In total, 67 million long-distance rail passengers were carried in the first six months of the year, almost all by DB Long Distance. Total long-distance traffic measured by passenger-km increased by 10.3%.

The growth in DB long-distance passenger numbers was partly due to increased availability of lower-priced advance-purchase tickets but is also attributed to the absence of disruption due to strikes or extreme weather as seen in first half of 2015. For the first time since long distance bus liberalisation in 2013 ridership on long-distance buses was largely static, suggesting that rail is regaining market share in a growing market.

Overall public transport usage in Germany increased at a slower rate between January and May with overall passenger growth of 2%. The strongest growth was experienced in regional rail services (+3.4% passengers and +0.5% passenger-km) and tram/U-Bahn services (+2.5% passenger numbers and +2.2% passenger-km). Overall regional and urban numbers shows there were 5.7 billion passenger journeys, some using more than one mode of transport. Regional rail had 1.3 billion passengers while tram and U-Bahn services had 2 billion and bus had 2.7 billion.
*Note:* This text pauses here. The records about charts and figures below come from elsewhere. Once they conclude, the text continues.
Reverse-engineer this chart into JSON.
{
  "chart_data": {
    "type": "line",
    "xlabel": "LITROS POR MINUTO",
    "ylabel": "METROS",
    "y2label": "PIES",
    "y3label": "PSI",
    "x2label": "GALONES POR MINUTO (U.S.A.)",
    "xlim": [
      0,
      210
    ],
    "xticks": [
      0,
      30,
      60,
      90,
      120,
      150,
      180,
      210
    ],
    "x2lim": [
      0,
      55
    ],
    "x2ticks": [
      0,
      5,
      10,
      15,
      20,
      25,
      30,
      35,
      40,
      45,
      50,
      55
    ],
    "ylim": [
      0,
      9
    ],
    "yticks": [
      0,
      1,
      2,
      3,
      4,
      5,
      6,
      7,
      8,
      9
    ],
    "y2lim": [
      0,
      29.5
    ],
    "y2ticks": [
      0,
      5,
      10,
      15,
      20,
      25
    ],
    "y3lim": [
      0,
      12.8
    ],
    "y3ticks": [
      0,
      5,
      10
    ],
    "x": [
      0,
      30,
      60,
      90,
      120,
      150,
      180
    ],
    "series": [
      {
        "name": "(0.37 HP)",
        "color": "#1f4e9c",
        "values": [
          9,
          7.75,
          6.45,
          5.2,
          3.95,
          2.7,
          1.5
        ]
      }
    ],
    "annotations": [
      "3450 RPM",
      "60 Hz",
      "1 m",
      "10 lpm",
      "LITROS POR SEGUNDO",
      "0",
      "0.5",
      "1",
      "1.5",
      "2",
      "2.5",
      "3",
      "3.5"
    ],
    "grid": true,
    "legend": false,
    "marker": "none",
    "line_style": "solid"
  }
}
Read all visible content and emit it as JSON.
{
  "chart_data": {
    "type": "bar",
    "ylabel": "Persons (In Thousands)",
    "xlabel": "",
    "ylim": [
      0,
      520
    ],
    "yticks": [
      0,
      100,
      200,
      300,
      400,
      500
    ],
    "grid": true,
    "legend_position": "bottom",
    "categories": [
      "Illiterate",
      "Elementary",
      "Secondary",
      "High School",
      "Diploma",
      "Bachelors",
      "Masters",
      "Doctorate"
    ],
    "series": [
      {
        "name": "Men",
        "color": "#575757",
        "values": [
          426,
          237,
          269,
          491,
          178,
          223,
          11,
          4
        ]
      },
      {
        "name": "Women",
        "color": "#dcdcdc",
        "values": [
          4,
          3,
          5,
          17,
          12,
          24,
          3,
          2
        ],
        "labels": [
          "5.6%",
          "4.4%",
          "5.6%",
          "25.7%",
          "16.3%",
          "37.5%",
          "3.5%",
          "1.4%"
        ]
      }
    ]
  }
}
Growth in long-distance bus operations continued during 2015 with 23.2 million passengers using long-distance buses during the year; an increase of 47%. Around 69% were purely domestic journeys (+35% compared with 2014). Average occupancy rates for long-distance buses (including international services) was 59% in 2015 (of 51 % in 2014). Based on figures from the largest operators (who between them dominate the market) there were 11 million long-distance bus passengers in the first half of 2016 suggesting the overall growth of passenger numbers may have now plateaued.